La RDC et la Mauritanie, bien que géographiquement éloignées, partagent des préoccupations politiques communes. Ces deux pays, ayant connu une alternance politique au cours de la dernière décennie, se trouvent au cœur d'un débat sur la longévité des mandats présidentiels, qui ne fait qu'envenimer les tensions au sein de leurs sociétés respectives.
La question qui se pose aujourd'hui est la suivante : Félix Tshisekedi et Mohamed Ould Ghazouani se risqueront-ils à convoquer des référendums en vue d'un troisième mandat ? Bien que la réponse demeure incertaine, les deux leaders semblent agir avec prudence, sondant l'opinion publique via leurs alliés politiques. En RDC, un mouvement croissant d'opposition s'est formé, la coalition C64 s'opposant fermement à la modification des lois constitutionnelles.
Un incident tragique a marqué les manifestations en RDC, avec des rapports faisant état de deux morts et de blessés parmi les opposants lors d’un affrontement avec les forces de l’ordre. D’après Actualité CD, la situation a suscité l'indignation, les opposants qualifiant le référendum de "tentative de révision constitutionnelle".
Dans le cadre de cette lutte pour le pouvoir, Félix Tshisekedi, autrefois fervent opposant à Joseph Kabila qui cherchait à prolonger son mandat, semble maintenant suivre une voie similaire, renforçant ainsi les craintes que les leçons du passé ne soient pas apprises. Radio Okapi rapporte que les tensions s'accroissent alors que le président Tshisekedi reste inflexible face à la pression de la rue.

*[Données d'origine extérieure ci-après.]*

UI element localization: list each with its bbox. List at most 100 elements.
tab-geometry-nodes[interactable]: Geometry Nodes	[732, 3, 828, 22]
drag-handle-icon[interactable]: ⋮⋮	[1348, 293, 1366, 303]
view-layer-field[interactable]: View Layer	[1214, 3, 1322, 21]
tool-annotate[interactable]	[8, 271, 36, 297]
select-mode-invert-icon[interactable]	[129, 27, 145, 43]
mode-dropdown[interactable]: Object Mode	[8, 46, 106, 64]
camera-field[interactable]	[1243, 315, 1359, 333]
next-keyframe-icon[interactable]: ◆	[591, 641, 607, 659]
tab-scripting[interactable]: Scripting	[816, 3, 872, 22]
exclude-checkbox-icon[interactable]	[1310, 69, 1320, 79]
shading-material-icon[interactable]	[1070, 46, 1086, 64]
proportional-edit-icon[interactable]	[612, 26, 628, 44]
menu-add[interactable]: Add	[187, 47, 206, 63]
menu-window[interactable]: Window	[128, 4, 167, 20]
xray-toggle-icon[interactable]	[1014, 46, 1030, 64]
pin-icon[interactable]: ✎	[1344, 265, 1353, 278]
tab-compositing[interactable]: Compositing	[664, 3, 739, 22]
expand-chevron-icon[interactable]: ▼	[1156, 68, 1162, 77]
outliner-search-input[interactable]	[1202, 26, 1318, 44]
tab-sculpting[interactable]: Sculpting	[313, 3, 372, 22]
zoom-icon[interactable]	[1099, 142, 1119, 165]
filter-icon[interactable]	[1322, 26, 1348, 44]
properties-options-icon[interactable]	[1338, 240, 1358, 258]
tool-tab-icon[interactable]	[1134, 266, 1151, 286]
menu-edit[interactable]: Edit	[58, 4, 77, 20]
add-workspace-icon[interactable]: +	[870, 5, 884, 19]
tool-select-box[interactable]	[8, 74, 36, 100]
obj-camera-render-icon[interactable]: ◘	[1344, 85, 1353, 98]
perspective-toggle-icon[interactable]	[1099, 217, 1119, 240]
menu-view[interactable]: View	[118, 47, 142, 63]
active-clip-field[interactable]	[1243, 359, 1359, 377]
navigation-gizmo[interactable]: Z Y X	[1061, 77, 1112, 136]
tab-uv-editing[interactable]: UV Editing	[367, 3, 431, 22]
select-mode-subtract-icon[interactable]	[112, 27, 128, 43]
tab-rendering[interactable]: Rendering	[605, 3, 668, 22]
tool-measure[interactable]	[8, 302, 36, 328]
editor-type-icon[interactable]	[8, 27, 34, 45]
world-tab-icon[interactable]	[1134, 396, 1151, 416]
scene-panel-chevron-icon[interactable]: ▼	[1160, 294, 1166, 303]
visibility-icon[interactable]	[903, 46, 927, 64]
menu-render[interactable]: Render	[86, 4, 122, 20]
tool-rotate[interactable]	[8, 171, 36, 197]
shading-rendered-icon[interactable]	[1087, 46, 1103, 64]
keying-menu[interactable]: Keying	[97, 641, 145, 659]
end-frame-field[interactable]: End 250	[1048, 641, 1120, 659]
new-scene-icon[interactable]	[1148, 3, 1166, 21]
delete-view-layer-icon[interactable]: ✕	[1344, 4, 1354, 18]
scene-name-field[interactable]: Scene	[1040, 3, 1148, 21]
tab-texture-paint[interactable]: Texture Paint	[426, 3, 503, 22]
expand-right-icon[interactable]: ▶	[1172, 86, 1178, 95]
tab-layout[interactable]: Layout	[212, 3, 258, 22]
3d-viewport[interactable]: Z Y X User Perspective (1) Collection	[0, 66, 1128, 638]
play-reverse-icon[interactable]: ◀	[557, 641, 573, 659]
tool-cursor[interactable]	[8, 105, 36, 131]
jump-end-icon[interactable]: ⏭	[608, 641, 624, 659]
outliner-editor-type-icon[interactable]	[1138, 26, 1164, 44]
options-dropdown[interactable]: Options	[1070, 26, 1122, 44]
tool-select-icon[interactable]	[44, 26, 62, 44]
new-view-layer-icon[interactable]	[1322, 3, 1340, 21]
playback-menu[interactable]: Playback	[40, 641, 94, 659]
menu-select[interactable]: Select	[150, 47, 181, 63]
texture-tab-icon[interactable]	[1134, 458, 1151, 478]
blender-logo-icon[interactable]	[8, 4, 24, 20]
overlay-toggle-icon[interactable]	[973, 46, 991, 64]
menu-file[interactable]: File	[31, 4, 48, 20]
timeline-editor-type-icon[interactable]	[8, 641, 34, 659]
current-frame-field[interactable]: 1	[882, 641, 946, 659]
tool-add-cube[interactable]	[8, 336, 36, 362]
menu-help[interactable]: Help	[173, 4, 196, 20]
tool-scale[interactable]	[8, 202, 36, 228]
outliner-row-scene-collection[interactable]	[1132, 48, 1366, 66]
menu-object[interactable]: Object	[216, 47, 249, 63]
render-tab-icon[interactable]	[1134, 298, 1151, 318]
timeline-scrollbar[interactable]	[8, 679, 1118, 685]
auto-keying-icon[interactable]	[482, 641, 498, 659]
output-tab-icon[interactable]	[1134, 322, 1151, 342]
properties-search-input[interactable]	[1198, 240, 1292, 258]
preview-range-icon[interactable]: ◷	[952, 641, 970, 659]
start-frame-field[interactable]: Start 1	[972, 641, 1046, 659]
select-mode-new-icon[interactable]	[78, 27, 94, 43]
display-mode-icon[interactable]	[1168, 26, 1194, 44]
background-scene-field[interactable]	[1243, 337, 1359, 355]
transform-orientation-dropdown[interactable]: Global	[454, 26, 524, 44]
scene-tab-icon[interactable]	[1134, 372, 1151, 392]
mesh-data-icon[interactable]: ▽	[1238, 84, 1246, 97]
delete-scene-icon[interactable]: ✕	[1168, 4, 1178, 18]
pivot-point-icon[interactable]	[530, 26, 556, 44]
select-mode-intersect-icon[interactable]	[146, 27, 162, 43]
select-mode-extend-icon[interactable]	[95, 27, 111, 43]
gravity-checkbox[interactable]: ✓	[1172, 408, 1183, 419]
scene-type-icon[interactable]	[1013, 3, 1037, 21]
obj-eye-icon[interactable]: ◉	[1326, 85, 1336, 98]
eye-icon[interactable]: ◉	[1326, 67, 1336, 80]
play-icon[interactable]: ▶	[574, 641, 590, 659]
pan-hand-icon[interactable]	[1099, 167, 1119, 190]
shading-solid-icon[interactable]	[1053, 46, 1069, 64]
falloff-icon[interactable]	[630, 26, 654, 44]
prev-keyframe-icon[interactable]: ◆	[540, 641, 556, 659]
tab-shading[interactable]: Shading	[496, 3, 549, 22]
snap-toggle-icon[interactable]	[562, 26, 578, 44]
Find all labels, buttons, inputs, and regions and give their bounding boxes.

Quand l'élève suit le maître
En Mauritanie, la situation n'est pas différente. Mohamed Ould Ghazouani, qui avait été capable de convaincre son prédécesseur à renoncer à un mandat supplémentaire, semble désormais reprendre cette même logique en se positionnant pour des prolongations. Sa stratégie est se mesurer à un éventuel dialogue national, alors même que la perspective d’un troisième mandat commence à poser des problèmes au sein de son propre camp.

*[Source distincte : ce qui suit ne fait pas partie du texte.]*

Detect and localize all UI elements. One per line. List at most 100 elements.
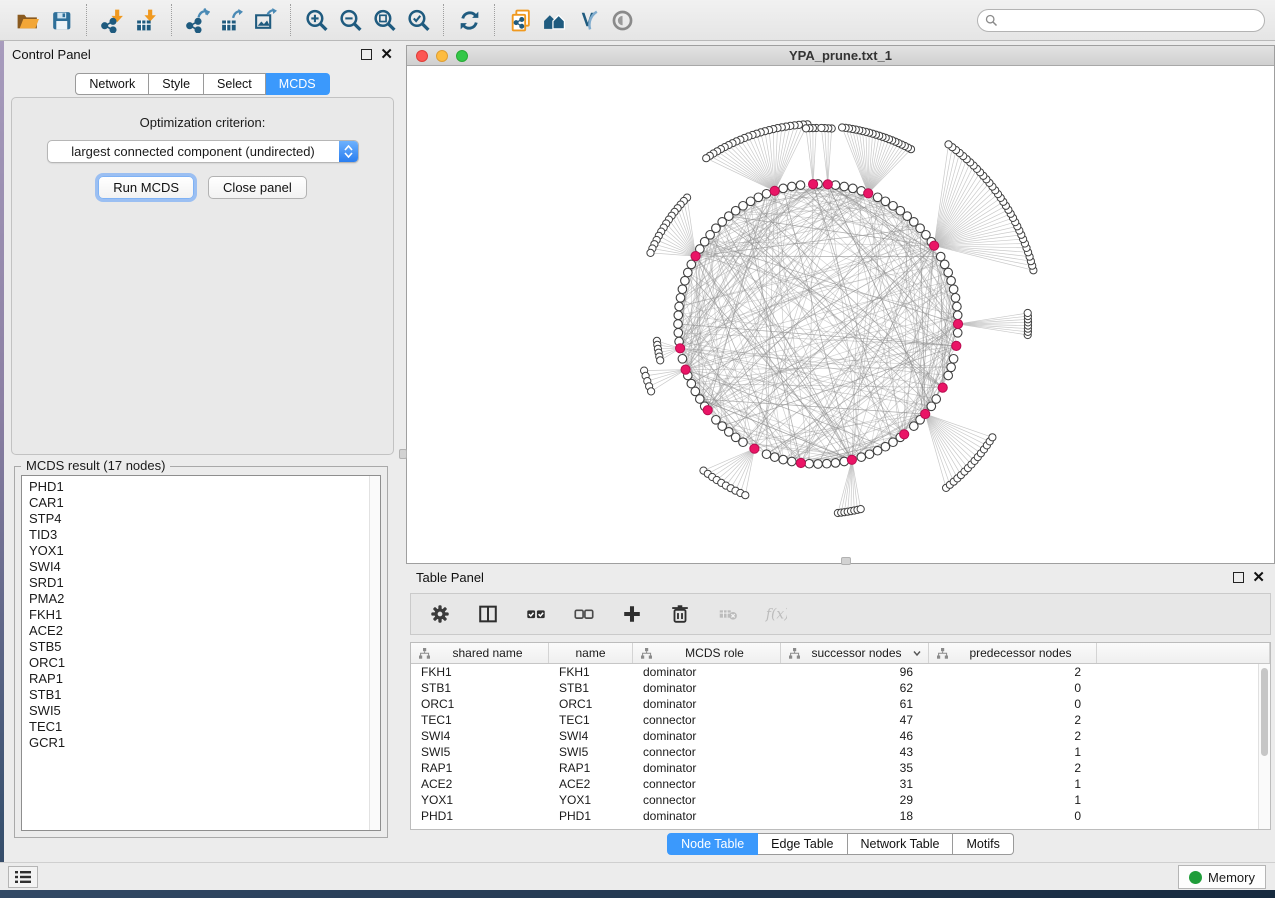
export-image-button[interactable]: [248, 5, 282, 35]
column-menu-icon[interactable]: [912, 648, 922, 658]
cell-mcds_role[interactable]: connector: [633, 712, 781, 728]
mcds-result-node[interactable]: STB1: [29, 687, 380, 703]
cell-name[interactable]: YOX1: [549, 792, 633, 808]
import-table-button[interactable]: [129, 5, 163, 35]
search-input[interactable]: [998, 11, 1264, 30]
run-mcds-button[interactable]: Run MCDS: [98, 176, 194, 199]
cell-name[interactable]: TEC1: [549, 712, 633, 728]
table-row[interactable]: PHD1PHD1dominator180: [411, 808, 1258, 824]
cell-shared_name[interactable]: ACE2: [411, 776, 549, 792]
tab-select[interactable]: Select: [204, 73, 266, 95]
cell-name[interactable]: PHD1: [549, 808, 633, 824]
refresh-button[interactable]: [452, 5, 486, 35]
export-table-button[interactable]: [214, 5, 248, 35]
zoom-selected-button[interactable]: [401, 5, 435, 35]
columns-button[interactable]: [475, 601, 501, 627]
cell-shared_name[interactable]: SWI5: [411, 744, 549, 760]
cell-predecessor_nodes[interactable]: 2: [929, 728, 1097, 744]
zoom-in-button[interactable]: [299, 5, 333, 35]
cell-successor_nodes[interactable]: 96: [781, 664, 929, 680]
mcds-result-node[interactable]: PHD1: [29, 479, 380, 495]
tab-edge-table[interactable]: Edge Table: [758, 833, 847, 855]
table-row[interactable]: RAP1RAP1dominator352: [411, 760, 1258, 776]
mcds-result-node[interactable]: TID3: [29, 527, 380, 543]
cell-successor_nodes[interactable]: 29: [781, 792, 929, 808]
table-scrollbar-thumb[interactable]: [1261, 668, 1268, 756]
network-canvas[interactable]: [407, 66, 1274, 563]
select-all-checkboxes-button[interactable]: [523, 601, 549, 627]
hide-graphics-details-button[interactable]: [571, 5, 605, 35]
mcds-result-list[interactable]: PHD1CAR1STP4TID3YOX1SWI4SRD1PMA2FKH1ACE2…: [21, 475, 381, 831]
cell-mcds_role[interactable]: dominator: [633, 680, 781, 696]
cell-successor_nodes[interactable]: 35: [781, 760, 929, 776]
export-network-button[interactable]: [180, 5, 214, 35]
cell-predecessor_nodes[interactable]: 0: [929, 696, 1097, 712]
column-header-shared-name[interactable]: shared name: [411, 643, 549, 663]
network-window-titlebar[interactable]: YPA_prune.txt_1: [407, 46, 1274, 66]
delete-column-button[interactable]: [667, 601, 693, 627]
zoom-out-button[interactable]: [333, 5, 367, 35]
tab-network[interactable]: Network: [75, 73, 149, 95]
cell-predecessor_nodes[interactable]: 1: [929, 744, 1097, 760]
tab-style[interactable]: Style: [149, 73, 204, 95]
column-header-name[interactable]: name: [549, 643, 633, 663]
cell-shared_name[interactable]: PHD1: [411, 808, 549, 824]
save-button[interactable]: [44, 5, 78, 35]
mcds-result-node[interactable]: TEC1: [29, 719, 380, 735]
table-row[interactable]: STB1STB1dominator620: [411, 680, 1258, 696]
cell-name[interactable]: ORC1: [549, 696, 633, 712]
cell-shared_name[interactable]: ORC1: [411, 696, 549, 712]
cell-successor_nodes[interactable]: 31: [781, 776, 929, 792]
cell-mcds_role[interactable]: dominator: [633, 728, 781, 744]
cell-shared_name[interactable]: YOX1: [411, 792, 549, 808]
cell-name[interactable]: FKH1: [549, 664, 633, 680]
cell-mcds_role[interactable]: connector: [633, 776, 781, 792]
mcds-result-node[interactable]: SWI5: [29, 703, 380, 719]
search-box[interactable]: [977, 9, 1265, 32]
cell-shared_name[interactable]: SWI4: [411, 728, 549, 744]
table-row[interactable]: YOX1YOX1connector291: [411, 792, 1258, 808]
cell-predecessor_nodes[interactable]: 0: [929, 808, 1097, 824]
column-header-MCDS-role[interactable]: MCDS role: [633, 643, 781, 663]
mcds-result-node[interactable]: YOX1: [29, 543, 380, 559]
cell-shared_name[interactable]: RAP1: [411, 760, 549, 776]
column-header-predecessor-nodes[interactable]: predecessor nodes: [929, 643, 1097, 663]
cell-successor_nodes[interactable]: 46: [781, 728, 929, 744]
tab-mcds[interactable]: MCDS: [266, 73, 330, 95]
mcds-result-node[interactable]: GCR1: [29, 735, 380, 751]
tab-motifs[interactable]: Motifs: [953, 833, 1013, 855]
close-panel-action-button[interactable]: Close panel: [208, 176, 307, 199]
show-graphics-details-button[interactable]: [605, 5, 639, 35]
close-panel-button[interactable]: ✕: [380, 49, 393, 60]
cell-successor_nodes[interactable]: 47: [781, 712, 929, 728]
cell-shared_name[interactable]: STB1: [411, 680, 549, 696]
mcds-result-node[interactable]: CAR1: [29, 495, 380, 511]
cell-name[interactable]: SWI5: [549, 744, 633, 760]
add-column-button[interactable]: [619, 601, 645, 627]
zoom-fit-button[interactable]: [367, 5, 401, 35]
cell-predecessor_nodes[interactable]: 1: [929, 792, 1097, 808]
memory-button[interactable]: Memory: [1178, 865, 1266, 889]
cell-name[interactable]: ACE2: [549, 776, 633, 792]
horizontal-split-handle[interactable]: [841, 557, 851, 565]
table-row[interactable]: ACE2ACE2connector311: [411, 776, 1258, 792]
float-panel-button[interactable]: [361, 49, 372, 60]
table-row[interactable]: SWI5SWI5connector431: [411, 744, 1258, 760]
cell-mcds_role[interactable]: connector: [633, 792, 781, 808]
cell-successor_nodes[interactable]: 18: [781, 808, 929, 824]
table-row[interactable]: FKH1FKH1dominator962: [411, 664, 1258, 680]
cell-name[interactable]: STB1: [549, 680, 633, 696]
criterion-dropdown[interactable]: largest connected component (undirected): [47, 140, 359, 163]
table-scrollbar[interactable]: [1258, 664, 1270, 829]
mcds-result-node[interactable]: PMA2: [29, 591, 380, 607]
cell-predecessor_nodes[interactable]: 0: [929, 680, 1097, 696]
task-history-button[interactable]: [8, 866, 38, 888]
table-row[interactable]: SWI4SWI4dominator462: [411, 728, 1258, 744]
network-overview-button[interactable]: [537, 5, 571, 35]
cell-mcds_role[interactable]: dominator: [633, 696, 781, 712]
cell-mcds_role[interactable]: dominator: [633, 760, 781, 776]
cell-predecessor_nodes[interactable]: 2: [929, 664, 1097, 680]
settings-button[interactable]: [427, 601, 453, 627]
table-row[interactable]: TEC1TEC1connector472: [411, 712, 1258, 728]
mcds-list-scrollbar[interactable]: [369, 476, 380, 830]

Un expert en politique régionale a souligné que "les dirigeants devraient adopter une approche proactive" pour éviter de répliquer les erreurs du passé. Pour cela, Ould Ghazouani doit délivrer un message clair sur ses intentions politiques, sinon il risque de se confronter à une opposition de plus en plus significative.
Il est crucial de noter que malgré les différences culturelles et politiques entre la Mauritanie et la RDC, les enjeux partagés autour des mandats présidentiels et de la gouvernance restent au cœur des préoccupations régionales. Alors que les deux pays avancent sur ce terrain semé d'embûches, il est essentiel de surveiller de près leur évolution politique.